Kelakuan masa kecilku dulu memang kurang ajar . Tapi itulah kenangan masa kecil yang masi tersisa kini. Dan aku kadang termangu murung di bawah pohon ketapang ini, mengenal rasa kesepian untuk kesekian kali. Setelah itu, hanya bisa mengenang masa kecil yang kini telah menjadi lampau. Masa kanakku tergerus dengan  lekas oleh dunia nyata yang tak kenal ampun. Setamat sekolah di SD Inpres Luki, aku merantau menuntut ilmu di kota daeng. aku bahkan sempat lupa dengan sebuah teluk nan elok di pantai selatan Kabupaten Lembata yang pernah kuakrabi ini. Mungkin selama diperantauan meenuntut ilmu di kota,  aku hanya melihat kali atau kanal yang berlumpur dan berbu busuk.


Waktu kecil aku suka berlama-lama mandi bersama kawan-kawanku di lautmu sambil bermain dengan berlomba memilih batu karang berwarna putih untuk bermain benteng-bentengan, sedangkan amak-amak di kampung yang lagi duduk  santai sambil menjahit pukat di pantai mengingatkan kami agar jangan sampai lupa mengerjaakan PR sekolah.


"Ingat anak. Boleh main tapi jangan sampai lupa dengan tugas sekolah," kata salah seorang Amak mengingatkan kami dengan logat melayu malaysia suatu ketika. Terkadang karena keasyikan dan lupa waktu,  para amak-amak ini terpaksa  memksa kami untuk pulang ke rumah masing-masing bila magrib menjelang.


Kelembutan dan kasih sayang Inak dan Amak kami di kampung kemudiaan tergantikan  dengan ekspresi dingin sekaligus  tempramental kehidupan kota pada masa dewasaku hingga akhirnnya aku pulang  ke tepian pantaimu ini.

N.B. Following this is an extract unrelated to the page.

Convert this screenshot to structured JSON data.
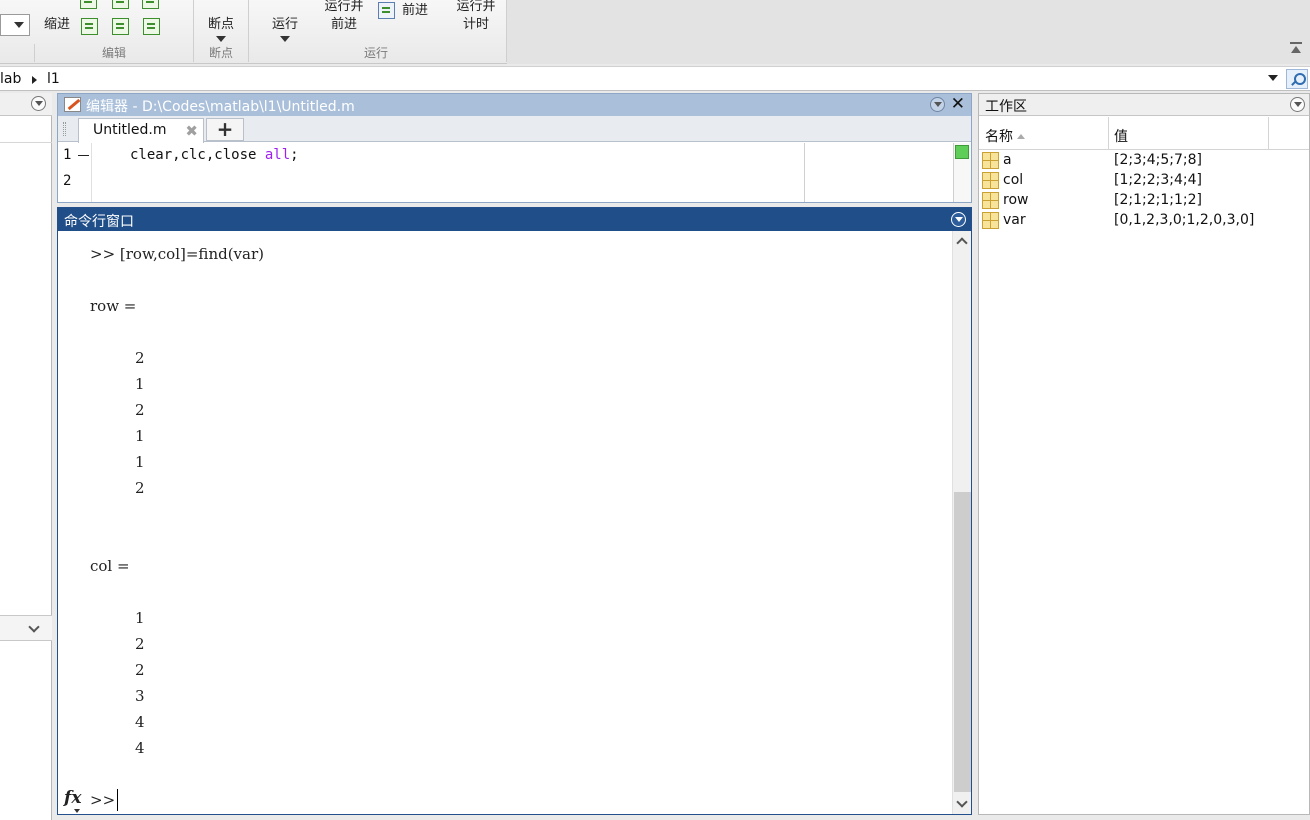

Waktu memiliki otoritas tak berbendung untuk mengubah segala hal termasuk kau, teluk kesukaanku. Ketika pertama memandangmu kembali, bermunculan potret-potret masa kecil dari laci ingtanku; wajah Inak dan Amak penuh amarah yang pernah kujahili bersama  kawan, pun wajah kawan-kawanku yang dulu saling berebut  tali pancing untuk memancing belut,  juga ukiran namaku dan nama kawan-kawanku di salah satu batang pohon asam yang kini tak lagi ada. Kata Inak-ku, pohon asam yang menjadi markas kami kecil dulu, kini telah tumbang jadi korban abrasi.


Pantaimu tampak asing sekarang. aku tak menuntut pasir putih, jejeran pohon kelapa,  dan pohon beringin seindah dulu, tapi bahkan bekasnya pun tidak. Semuanyaa sudah diseret gelombang pasang lautmu. Tak bisa lagi aku berteduh di bawahnya; menunggu para amak kami pulang melaut, memanjati batang dan dahannya, bermain perang-perengan di bawah pohonnya yang rindang.


Dengarlah wahai telukku. bukan hanya engkau. Barangkali aku pun telah berubah.  Setidaknya aku bukan lagi kanak-kanak yang pernah lau kenal. dan bukan pula seorang pejabat pemerintah yang peduli menyusun program pelestarian lingkungan untuk mengembalikaan keelokanmu.  Aku datang sebagai seseorang yang pernah menghabiskan masa kanak di pantaimu, di sungaimu, di tanjungmu, juga di lautmu. dengan harapan,  kalak memandangmu bisa menggugah kembali ingatan akan segenap kenangan masa kecilku, menjadi pelipur lara, dan obat kereinduanku padamu.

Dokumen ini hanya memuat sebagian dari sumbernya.